Some of my most worthwhile choices fall term were to get involved with a few of the Office of Student Transition’s programs: this blogging gig (!!!), LAUNCH, and utmONE Scholars, all of which I highly recommend to incoming first years.
In terms of academics, though, I highly value my experience with OST’s utmONE Scholars program.
Last summer, I applied to UTM196, Building Global Justice; now, half a year later, I see that that was one of the best choices I’ve made regarding university.
UtmONE helped me in many ways: I discovered the resources available at UTM, I transitioned relatively smoothly into the academic climate of university, and most importantly, I gained valuable technical skills regarding academic discipline.
UTM196: Building Global Justice
The small size of my UTM196 Building Global Justice course was conducive to an engaging learning environment. Because the Scholars program requires an application, it allowed for equally involved students who were eager to learn and discuss global justice.

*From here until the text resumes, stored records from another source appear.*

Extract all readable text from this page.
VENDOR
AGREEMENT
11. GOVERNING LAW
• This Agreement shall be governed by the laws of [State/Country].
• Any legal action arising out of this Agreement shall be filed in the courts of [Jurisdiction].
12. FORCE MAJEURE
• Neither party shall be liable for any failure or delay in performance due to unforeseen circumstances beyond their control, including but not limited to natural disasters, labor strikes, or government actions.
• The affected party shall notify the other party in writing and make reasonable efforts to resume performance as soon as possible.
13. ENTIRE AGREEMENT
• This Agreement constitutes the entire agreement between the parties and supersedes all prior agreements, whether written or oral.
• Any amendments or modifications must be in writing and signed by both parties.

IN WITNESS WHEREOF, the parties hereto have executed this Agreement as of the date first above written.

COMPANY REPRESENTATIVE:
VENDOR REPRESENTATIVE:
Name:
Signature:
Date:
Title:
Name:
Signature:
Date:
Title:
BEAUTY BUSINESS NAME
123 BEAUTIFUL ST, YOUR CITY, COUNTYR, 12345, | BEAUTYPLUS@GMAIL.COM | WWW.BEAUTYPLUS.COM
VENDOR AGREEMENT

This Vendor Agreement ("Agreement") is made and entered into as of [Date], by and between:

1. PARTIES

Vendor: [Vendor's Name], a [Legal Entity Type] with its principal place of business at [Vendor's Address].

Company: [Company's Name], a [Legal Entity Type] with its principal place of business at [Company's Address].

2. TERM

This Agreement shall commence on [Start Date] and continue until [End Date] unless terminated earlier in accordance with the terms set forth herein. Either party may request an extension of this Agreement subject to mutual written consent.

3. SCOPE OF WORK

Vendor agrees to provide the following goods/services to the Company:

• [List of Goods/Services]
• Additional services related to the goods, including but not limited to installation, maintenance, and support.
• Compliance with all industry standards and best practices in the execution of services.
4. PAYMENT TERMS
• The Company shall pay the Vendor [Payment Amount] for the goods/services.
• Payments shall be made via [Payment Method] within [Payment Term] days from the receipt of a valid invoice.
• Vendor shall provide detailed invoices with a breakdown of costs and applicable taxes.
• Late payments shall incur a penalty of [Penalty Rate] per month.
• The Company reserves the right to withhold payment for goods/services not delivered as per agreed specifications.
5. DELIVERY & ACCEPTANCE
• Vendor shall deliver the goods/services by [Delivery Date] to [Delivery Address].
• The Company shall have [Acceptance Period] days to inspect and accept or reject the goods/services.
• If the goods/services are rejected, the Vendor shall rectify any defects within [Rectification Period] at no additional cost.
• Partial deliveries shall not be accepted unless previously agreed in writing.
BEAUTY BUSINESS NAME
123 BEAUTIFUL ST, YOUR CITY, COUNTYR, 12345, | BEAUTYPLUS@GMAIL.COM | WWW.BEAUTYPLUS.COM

What was paramount to my development as a university student, however, was the academic structure of the class. Each week, our engaging, encouraging instructor, Professor Laliberte, required a synthesis response to an array of different materials relating to the week’s topic. Most weeks required three dense, theoretical readings; others had feature films or documentaries sprinkled in. Though incredibly difficult at times, I learned how to manage my time well, how to read through seemingly insurmountable jargon, and what to expect in my next years at UTM.
Due to the heavy course load of my Justice course, I was forced to reconfigure my time. In high school, assignments and readings were manageable because my school operated on year-long courses. There was usually enough time to cover most units. However, come university, I didn’t know what to expect. This utmONE course helped me acclimate to the faster pace and denser information load.
I figured out when in my school week I could dedicate a few hours to these readings, in relation to my other course work. I soon grew accustomed to the amount of time it took me, on average, to get through a theoretical article efficiently and absorb the content. Consequently, I formed a routine, which helped in my success.
Professor Laliberte and our TA Kelcey also helped us get accustomed to the articles’ theory-heavy nature. High school doesn’t always prepare its students for the complexity of university course material, so I definitely arrived last September out of sorts and a little too sleepy, too distracted when it came to readings.
Dense prose is often considered a non-habit forming sleep aid. To combat drowsiness, boredom, and distraction, we were taught a handy trick when approaching a new reading. We were advised to first read the abstract, then the introductory paragraph, and then the concluding paragraph. This allowed a familiarity going into a reading, as opposed to annotating every line, trying to manually sift through the concepts. In our weekly responses, we were also encouraged to draw upon previous weeks’ concepts. This helped immensely in my cumulative learning, and piecing together different perspectives on justice.
I didn’t expect university to be easy. I expected it to be enjoyable, considering I would be studying more specific concepts and fields, ones that actually interested me (goodbye calculus!). And so far, so good.
Another (unfortunate) prediction I made was the level of difficulty, and that has proved correct as well. This was especially true of Global Justice, which fulfilled its Scholars moniker—here was so much reading in this course. Ultimately, though, I’m pleased I took the challenge.
After taking this course, I know what I can handle. I know what is expected of me for the next four years. Even now, as the new term starts, I feel my muscles stretching, recalling the memory of fall term’s self-imposed discipline. This term’s amount of readings (a lottttt) doesn’t seem so daunting anymore considering Justice’s demands. I feel comfortable in my capacity, a self-assurance I find invaluable.
I cannot recommend utmONE Scholars enough to new to UTM students. The skills I learned and developed regarding academia and personal discipline helped with my overall academic success during fall term. Now, as winter term crawls out from under the snow, I feel myself getting back into the school groove more smoothly. I feel ready.
What were your favourite courses fall term? Which ones helped you develop as a university student?